What happened? The shipyards, like California Boat, Todd Shipyard and many smaller yards were forced out of LA Harbor by the need for more port space so that we could, (the way it turned out) import more foreign products. In the 60s and 70s, the auto plants closed for a number of reasons, not the least of which was extreme environmental requirements and deadlines that were unreasonable. Following their leaving was the closure of our auto parts manufacturers including the tire and rubber plants. Steel mills, and other metals processing businesses were the next to close. Then, more recently, chemical companies, clothing manufacturers, glass, paper and corrugated-box plants and a host of others are gone.
Even breweries like Brew 102, Maier Brewing, Regal Pale Ale, Schlitz, Lucky Lager, Goebel Beer, G.B. Premium and Stroh's' that all participated in California's economic growth, were in part, forced out by environmental restrictions.
Then the biggest roadblocks to our economic growth were imposed. Foreign competition began in earnest. With manufacturers not satisfied with their profits, they began moving their facilities not just out of California but to the cheapest labor countries that they could find. We watched while all of our clothing and shoe manufacturers moved their operations to other countries. Their corporate names didn't change, just who they were having assembly their products and for a 20th of what they had paid workers here in United States. And we keep electing the same Congressmen and women, Governors and State Legislator who do nothing to intervene.
What are we left with: a business base that leans to service industries rather than manufacturing or production and an entire economy that leans toward importing our necessities and luxuries rather than building an infrastructure supporting good paying jobs and will provide a more balanced distribution of the wealth created by workers and their families.
If Californians want a fair share of the $1.6 Trillion California economy - the fifth largest in the world – and they want the Legislature and the Governor to be able to provide services and balance the State budget, then they have to make some demands.

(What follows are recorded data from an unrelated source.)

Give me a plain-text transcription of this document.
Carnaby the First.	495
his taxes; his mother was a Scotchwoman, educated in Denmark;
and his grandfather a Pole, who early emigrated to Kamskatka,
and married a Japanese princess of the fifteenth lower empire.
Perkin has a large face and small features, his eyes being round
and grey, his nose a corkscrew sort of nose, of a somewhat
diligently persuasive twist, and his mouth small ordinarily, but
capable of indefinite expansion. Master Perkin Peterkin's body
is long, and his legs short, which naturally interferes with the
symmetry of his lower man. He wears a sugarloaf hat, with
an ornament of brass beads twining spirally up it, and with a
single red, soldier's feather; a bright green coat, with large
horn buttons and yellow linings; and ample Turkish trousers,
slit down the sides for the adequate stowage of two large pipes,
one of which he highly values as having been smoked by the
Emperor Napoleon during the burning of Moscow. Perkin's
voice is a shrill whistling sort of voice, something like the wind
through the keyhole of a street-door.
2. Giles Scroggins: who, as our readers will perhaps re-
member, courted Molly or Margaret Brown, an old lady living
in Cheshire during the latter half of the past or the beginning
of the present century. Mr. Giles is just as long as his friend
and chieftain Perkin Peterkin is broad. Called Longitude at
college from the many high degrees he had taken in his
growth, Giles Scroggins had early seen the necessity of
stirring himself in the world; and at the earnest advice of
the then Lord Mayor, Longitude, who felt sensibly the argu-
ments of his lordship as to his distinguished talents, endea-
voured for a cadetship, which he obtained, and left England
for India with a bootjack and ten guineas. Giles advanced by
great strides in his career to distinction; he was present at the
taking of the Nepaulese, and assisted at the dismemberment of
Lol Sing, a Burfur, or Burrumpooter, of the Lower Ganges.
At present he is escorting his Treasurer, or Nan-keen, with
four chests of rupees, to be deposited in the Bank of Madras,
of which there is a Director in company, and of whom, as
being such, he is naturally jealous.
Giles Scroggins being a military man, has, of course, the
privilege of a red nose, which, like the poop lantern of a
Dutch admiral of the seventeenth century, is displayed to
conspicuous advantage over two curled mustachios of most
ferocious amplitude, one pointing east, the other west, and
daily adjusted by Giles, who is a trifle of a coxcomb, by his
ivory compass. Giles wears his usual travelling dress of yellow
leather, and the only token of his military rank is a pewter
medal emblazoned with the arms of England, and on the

They have to demand that the Federal government put fair trade laws into place so that we can begin exporting American made products once again, which will force the manufacturers to create jobs and pay taxes here. The Federal and the California government must address business concerns more clearly and with regard to time requirements when implementing environmental rules so that business can maintain good paying jobs. And the Federal government must re-address workers' rights so that the decisions that the Federal courts have made undermining labor laws over the last 75 years can be rectified to support workers' free choice in having a Union and negotiate for a fair share of our wealth.
California needs some major overhauls just to keep its infrastructure usable. If, on this coming Labor Day Holiday, we all dedicate ourselves to pushing for a return to equality, fairness and common sense in the decision making by our elected officials we can make a difference and help to get California going in the right direction once again and provide a solution to the State's ongoing budget stalemates.